A Quest to Understand How Memory Works
At 82, the Nobel Prize-winning neuroscientist Dr. Eric R. Kandel is still constantly coming up with new ideas for research.
This winter, he has been working on a project that he hopes will lead to a new class of drugs for treating schizophrenia. Last year he collaborated, for the first time, with Denise B. Kandel — his fellow Columbia University research scientist and wife of 55 years — investigating the biological links between cigarette and cocaine addiction. And this month his newest book, “The Age of Insight: The Quest to Understand the Unconscious in Art, Mind and Brain, From Vienna 1900 to the Present,” is to be released by Random House.
A condensed and edited version of our two interviews follows. As in his new book, the conversation begins with memories of Vienna, his birthplace.

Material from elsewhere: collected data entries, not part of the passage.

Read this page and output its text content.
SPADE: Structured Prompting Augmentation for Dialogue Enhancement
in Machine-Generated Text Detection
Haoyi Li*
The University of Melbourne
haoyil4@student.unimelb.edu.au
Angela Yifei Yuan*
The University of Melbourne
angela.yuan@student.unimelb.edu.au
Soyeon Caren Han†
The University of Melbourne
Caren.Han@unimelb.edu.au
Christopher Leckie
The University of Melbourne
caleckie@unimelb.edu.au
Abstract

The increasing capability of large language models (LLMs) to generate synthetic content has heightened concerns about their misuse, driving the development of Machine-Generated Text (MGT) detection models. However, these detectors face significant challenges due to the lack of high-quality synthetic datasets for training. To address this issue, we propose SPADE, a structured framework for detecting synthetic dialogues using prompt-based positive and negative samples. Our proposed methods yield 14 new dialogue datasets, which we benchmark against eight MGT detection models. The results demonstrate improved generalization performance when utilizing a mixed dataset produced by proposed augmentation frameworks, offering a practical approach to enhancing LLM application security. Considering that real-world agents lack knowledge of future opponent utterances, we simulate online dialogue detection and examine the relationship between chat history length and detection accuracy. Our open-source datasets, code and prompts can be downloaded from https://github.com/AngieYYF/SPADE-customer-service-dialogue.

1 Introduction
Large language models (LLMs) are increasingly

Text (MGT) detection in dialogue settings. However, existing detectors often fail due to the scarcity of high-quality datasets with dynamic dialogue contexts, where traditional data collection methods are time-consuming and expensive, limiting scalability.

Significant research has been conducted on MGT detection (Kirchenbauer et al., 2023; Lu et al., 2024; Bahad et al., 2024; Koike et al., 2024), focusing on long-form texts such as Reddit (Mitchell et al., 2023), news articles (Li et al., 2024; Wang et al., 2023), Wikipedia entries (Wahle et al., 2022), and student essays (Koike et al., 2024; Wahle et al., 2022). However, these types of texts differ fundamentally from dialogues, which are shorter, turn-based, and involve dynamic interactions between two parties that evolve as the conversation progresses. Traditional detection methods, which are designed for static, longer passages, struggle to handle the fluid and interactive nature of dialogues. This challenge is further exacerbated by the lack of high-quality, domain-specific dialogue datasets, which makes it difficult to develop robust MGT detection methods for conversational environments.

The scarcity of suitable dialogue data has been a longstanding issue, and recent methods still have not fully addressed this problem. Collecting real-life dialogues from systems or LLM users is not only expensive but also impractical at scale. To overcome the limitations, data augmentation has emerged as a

How old were you when the Nazis marched into Vienna?
I was 8 ½. Immediately, we saw that our lives were in danger. We were completely abandoned by our non-Jewish friends and neighbors. No one spoke to me in school. One boy walked up to me and said, “My father said I’m not to speak to you anymore.” When we went to the park, we were roughed up. Then, on Nov. 9, 1938, Kristallnacht, we were booted out of our apartment, which was looted. We knew we had to get out.